Aetna considers CPM machines experimental and investigational for all other indications, including the ones listed below (not an all-inclusive list), because there is insufficient scientific evidence to support the use of these machines for other indications:
Motion or strength following metacarpophalangeal arthroplasty
Rehabilitation following back surgery
Rehabilitation following foot surgery
Rehabilitation following quadriceps tear
Rehabilitation following temporomandibular joint repair
Rehabilitation of distal radial fractures
Rheumatoid arthritis in the absence of a covered indication
Treatment of low back pain or trauma.
Published studies suggest that continuous passive motion (CPM) can improve range of motion (ROM) in those patients undergoing surgical release of arthrofibrosis of the knee or manipulation of the knee under anesthesia. In these settings, CPM provides for early post-operative motion and is considered a substitute for active PT. Once the patient is participating in active PT, CPM is no longer medically necessary. These observations may be extended to other joints, such as the elbow where arthrofibrosis is a common complication of trauma.

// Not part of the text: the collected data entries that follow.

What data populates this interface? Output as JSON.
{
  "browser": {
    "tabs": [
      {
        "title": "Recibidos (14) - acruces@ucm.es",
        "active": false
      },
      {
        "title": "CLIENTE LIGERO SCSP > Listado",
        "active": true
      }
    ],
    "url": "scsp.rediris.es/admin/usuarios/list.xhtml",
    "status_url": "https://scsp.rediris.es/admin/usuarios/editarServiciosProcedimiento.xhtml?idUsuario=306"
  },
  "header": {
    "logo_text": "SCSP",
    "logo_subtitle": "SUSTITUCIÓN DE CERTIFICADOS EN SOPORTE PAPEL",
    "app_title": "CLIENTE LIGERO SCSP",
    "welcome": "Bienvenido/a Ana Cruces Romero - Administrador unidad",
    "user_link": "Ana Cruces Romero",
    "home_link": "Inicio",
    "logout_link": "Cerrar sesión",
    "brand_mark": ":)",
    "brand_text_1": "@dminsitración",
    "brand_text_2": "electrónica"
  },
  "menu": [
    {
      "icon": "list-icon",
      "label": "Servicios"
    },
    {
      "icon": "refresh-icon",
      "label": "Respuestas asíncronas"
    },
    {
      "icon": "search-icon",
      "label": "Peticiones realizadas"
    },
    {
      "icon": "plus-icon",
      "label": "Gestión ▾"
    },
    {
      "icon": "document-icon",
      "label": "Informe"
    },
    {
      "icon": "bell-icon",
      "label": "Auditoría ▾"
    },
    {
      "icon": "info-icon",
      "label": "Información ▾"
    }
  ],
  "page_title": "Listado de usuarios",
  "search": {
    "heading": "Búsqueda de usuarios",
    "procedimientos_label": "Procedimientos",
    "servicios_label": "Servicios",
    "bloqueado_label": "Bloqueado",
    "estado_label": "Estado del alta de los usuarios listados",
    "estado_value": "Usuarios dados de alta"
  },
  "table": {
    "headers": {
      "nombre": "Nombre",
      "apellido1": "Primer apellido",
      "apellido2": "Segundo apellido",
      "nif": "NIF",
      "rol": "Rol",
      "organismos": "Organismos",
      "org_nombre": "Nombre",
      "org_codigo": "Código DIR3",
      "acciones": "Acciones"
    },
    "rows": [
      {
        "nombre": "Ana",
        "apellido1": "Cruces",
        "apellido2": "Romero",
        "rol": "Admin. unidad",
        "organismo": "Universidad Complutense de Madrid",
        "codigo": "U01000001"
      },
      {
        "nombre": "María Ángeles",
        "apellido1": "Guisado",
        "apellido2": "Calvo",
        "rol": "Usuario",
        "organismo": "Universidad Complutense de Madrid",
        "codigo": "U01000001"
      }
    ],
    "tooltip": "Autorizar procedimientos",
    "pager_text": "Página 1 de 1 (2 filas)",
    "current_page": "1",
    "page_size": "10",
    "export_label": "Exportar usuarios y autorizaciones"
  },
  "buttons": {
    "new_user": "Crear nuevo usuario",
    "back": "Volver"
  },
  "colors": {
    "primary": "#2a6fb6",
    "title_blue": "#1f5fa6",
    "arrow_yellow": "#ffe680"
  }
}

Of all the applications of CPM, the scientific evidence is perhaps strongest for its use in promoting cartilage growth. In addition, clinical studies suggest that CPM can enhance cartilage healing during the non weight-bearing period following surgery for intra-articular cartilage fractures, chondroplasties of focal cartilage defects and surgical treatment of osteochondritis dissecans. Once the patient is weight-bearing, CPM is no longer necessary.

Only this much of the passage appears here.